Reputation: 383
Considering I have a pandas dataframe as the following example (with more rows/columns in the real dataset):
| t1 | val1 | val2 | val3 | val4
------------------------------------
0| 1 | 1 | NaN | NaN | NaN
1| 2 | 12 | 5 | NaN | 4
2| 3 | 104 | 6 | NaN | NaN
3| 4 | -1 | 7 | 6 | NaN
4| 1 | -3 | 8 | 7 | 10
I would like to extract only the rows where t1 == 1 and val2, val3 and val4 are NaN values and only some of the columns.
For instance, in the dataframe above I would like to get only the first row.
So far I have tried the following and some variations of it with no lack:
I have defined a list of labels for the columns I am interested in:
labels = [ 't1', 'val2', 'val3', 'val4']
Then I run the following code to get all values with t1 == 1 and only the specified columns.
df2 = df.loc[df.t1 == 1, labels]
Afterwards I am trying to get only the rows that val2, val3 and val4 are NaN at the same time. I have written the following code but it does not seem to work:
df3 = df2.loc[df2[labels].isnull() == True, labels]

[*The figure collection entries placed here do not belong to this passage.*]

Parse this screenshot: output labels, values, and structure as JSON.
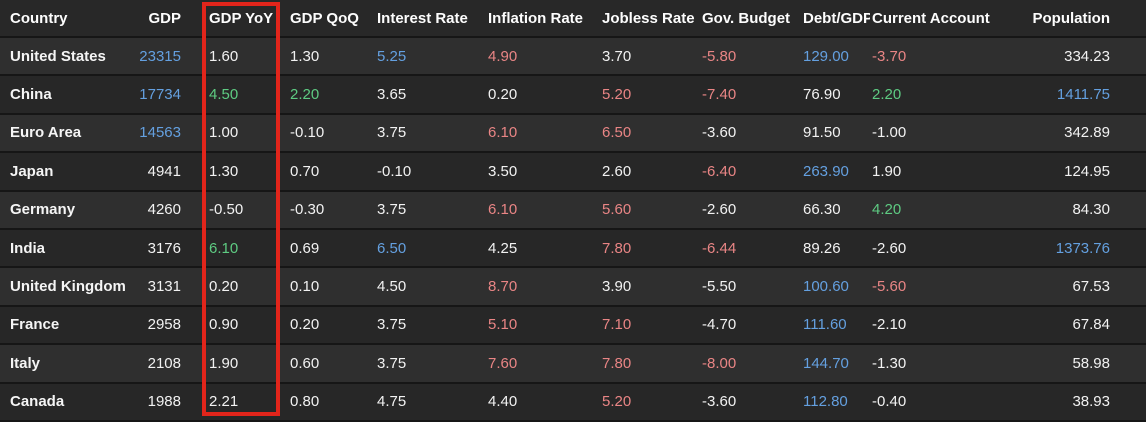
{
  "palette": {
    "row_bg_odd": "#2f2f2f",
    "row_bg_even": "#272727",
    "header_bg": "#282828",
    "separator": "#161616",
    "value_white": "#f2f2f2",
    "value_blue": "#64a0e0",
    "value_green": "#5ecb82",
    "value_red": "#e98585",
    "highlight_red": "#e2251b"
  },
  "highlight": {
    "shape": "rectangle",
    "target_column": "GDP YoY",
    "color": "#e2251b"
  },
  "table": {
    "columns": [
      {
        "label": "Country"
      },
      {
        "label": "GDP"
      },
      {
        "label": "GDP YoY"
      },
      {
        "label": "GDP QoQ"
      },
      {
        "label": "Interest Rate"
      },
      {
        "label": "Inflation Rate"
      },
      {
        "label": "Jobless Rate"
      },
      {
        "label": "Gov. Budget"
      },
      {
        "label": "Debt/GDP"
      },
      {
        "label": "Current Account"
      },
      {
        "label": "Population"
      }
    ],
    "rows": [
      {
        "country": "United States",
        "cells": [
          {
            "text": "23315",
            "color": "blue"
          },
          {
            "text": "1.60",
            "color": "white"
          },
          {
            "text": "1.30",
            "color": "white"
          },
          {
            "text": "5.25",
            "color": "blue"
          },
          {
            "text": "4.90",
            "color": "red"
          },
          {
            "text": "3.70",
            "color": "white"
          },
          {
            "text": "-5.80",
            "color": "red"
          },
          {
            "text": "129.00",
            "color": "blue"
          },
          {
            "text": "-3.70",
            "color": "red"
          },
          {
            "text": "334.23",
            "color": "white"
          }
        ]
      },
      {
        "country": "China",
        "cells": [
          {
            "text": "17734",
            "color": "blue"
          },
          {
            "text": "4.50",
            "color": "green"
          },
          {
            "text": "2.20",
            "color": "green"
          },
          {
            "text": "3.65",
            "color": "white"
          },
          {
            "text": "0.20",
            "color": "white"
          },
          {
            "text": "5.20",
            "color": "red"
          },
          {
            "text": "-7.40",
            "color": "red"
          },
          {
            "text": "76.90",
            "color": "white"
          },
          {
            "text": "2.20",
            "color": "green"
          },
          {
            "text": "1411.75",
            "color": "blue"
          }
        ]
      },
      {
        "country": "Euro Area",
        "cells": [
          {
            "text": "14563",
            "color": "blue"
          },
          {
            "text": "1.00",
            "color": "white"
          },
          {
            "text": "-0.10",
            "color": "white"
          },
          {
            "text": "3.75",
            "color": "white"
          },
          {
            "text": "6.10",
            "color": "red"
          },
          {
            "text": "6.50",
            "color": "red"
          },
          {
            "text": "-3.60",
            "color": "white"
          },
          {
            "text": "91.50",
            "color": "white"
          },
          {
            "text": "-1.00",
            "color": "white"
          },
          {
            "text": "342.89",
            "color": "white"
          }
        ]
      },
      {
        "country": "Japan",
        "cells": [
          {
            "text": "4941",
            "color": "white"
          },
          {
            "text": "1.30",
            "color": "white"
          },
          {
            "text": "0.70",
            "color": "white"
          },
          {
            "text": "-0.10",
            "color": "white"
          },
          {
            "text": "3.50",
            "color": "white"
          },
          {
            "text": "2.60",
            "color": "white"
          },
          {
            "text": "-6.40",
            "color": "red"
          },
          {
            "text": "263.90",
            "color": "blue"
          },
          {
            "text": "1.90",
            "color": "white"
          },
          {
            "text": "124.95",
            "color": "white"
          }
        ]
      },
      {
        "country": "Germany",
        "cells": [
          {
            "text": "4260",
            "color": "white"
          },
          {
            "text": "-0.50",
            "color": "white"
          },
          {
            "text": "-0.30",
            "color": "white"
          },
          {
            "text": "3.75",
            "color": "white"
          },
          {
            "text": "6.10",
            "color": "red"
          },
          {
            "text": "5.60",
            "color": "red"
          },
          {
            "text": "-2.60",
            "color": "white"
          },
          {
            "text": "66.30",
            "color": "white"
          },
          {
            "text": "4.20",
            "color": "green"
          },
          {
            "text": "84.30",
            "color": "white"
          }
        ]
      },
      {
        "country": "India",
        "cells": [
          {
            "text": "3176",
            "color": "white"
          },
          {
            "text": "6.10",
            "color": "green"
          },
          {
            "text": "0.69",
            "color": "white"
          },
          {
            "text": "6.50",
            "color": "blue"
          },
          {
            "text": "4.25",
            "color": "white"
          },
          {
            "text": "7.80",
            "color": "red"
          },
          {
            "text": "-6.44",
            "color": "red"
          },
          {
            "text": "89.26",
            "color": "white"
          },
          {
            "text": "-2.60",
            "color": "white"
          },
          {
            "text": "1373.76",
            "color": "blue"
          }
        ]
      },
      {
        "country": "United Kingdom",
        "cells": [
          {
            "text": "3131",
            "color": "white"
          },
          {
            "text": "0.20",
            "color": "white"
          },
          {
            "text": "0.10",
            "color": "white"
          },
          {
            "text": "4.50",
            "color": "white"
          },
          {
            "text": "8.70",
            "color": "red"
          },
          {
            "text": "3.90",
            "color": "white"
          },
          {
            "text": "-5.50",
            "color": "white"
          },
          {
            "text": "100.60",
            "color": "blue"
          },
          {
            "text": "-5.60",
            "color": "red"
          },
          {
            "text": "67.53",
            "color": "white"
          }
        ]
      },
      {
        "country": "France",
        "cells": [
          {
            "text": "2958",
            "color": "white"
          },
          {
            "text": "0.90",
            "color": "white"
          },
          {
            "text": "0.20",
            "color": "white"
          },
          {
            "text": "3.75",
            "color": "white"
          },
          {
            "text": "5.10",
            "color": "red"
          },
          {
            "text": "7.10",
            "color": "red"
          },
          {
            "text": "-4.70",
            "color": "white"
          },
          {
            "text": "111.60",
            "color": "blue"
          },
          {
            "text": "-2.10",
            "color": "white"
          },
          {
            "text": "67.84",
            "color": "white"
          }
        ]
      },
      {
        "country": "Italy",
        "cells": [
          {
            "text": "2108",
            "color": "white"
          },
          {
            "text": "1.90",
            "color": "white"
          },
          {
            "text": "0.60",
            "color": "white"
          },
          {
            "text": "3.75",
            "color": "white"
          },
          {
            "text": "7.60",
            "color": "red"
          },
          {
            "text": "7.80",
            "color": "red"
          },
          {
            "text": "-8.00",
            "color": "red"
          },
          {
            "text": "144.70",
            "color": "blue"
          },
          {
            "text": "-1.30",
            "color": "white"
          },
          {
            "text": "58.98",
            "color": "white"
          }
        ]
      },
      {
        "country": "Canada",
        "cells": [
          {
            "text": "1988",
            "color": "white"
          },
          {
            "text": "2.21",
            "color": "white"
          },
          {
            "text": "0.80",
            "color": "white"
          },
          {
            "text": "4.75",
            "color": "white"
          },
          {
            "text": "4.40",
            "color": "white"
          },
          {
            "text": "5.20",
            "color": "red"
          },
          {
            "text": "-3.60",
            "color": "white"
          },
          {
            "text": "112.80",
            "color": "blue"
          },
          {
            "text": "-0.40",
            "color": "white"
          },
          {
            "text": "38.93",
            "color": "white"
          }
        ]
      }
    ]
  }
}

But it returns the following error:
ValueError: Cannot index with multidimensional key
Do you know what is wrong? Or another way of getting the results I would like to?
Thanks in advance.
Upvotes: 0
Views: 177
Reputation: 323276
You should using all
df2[df2[['val2','val3','val4']].isnull().all(1)]
Out[544]:
t1 val2 val3 val4
0 1 NaN NaN NaN
Upvotes: 2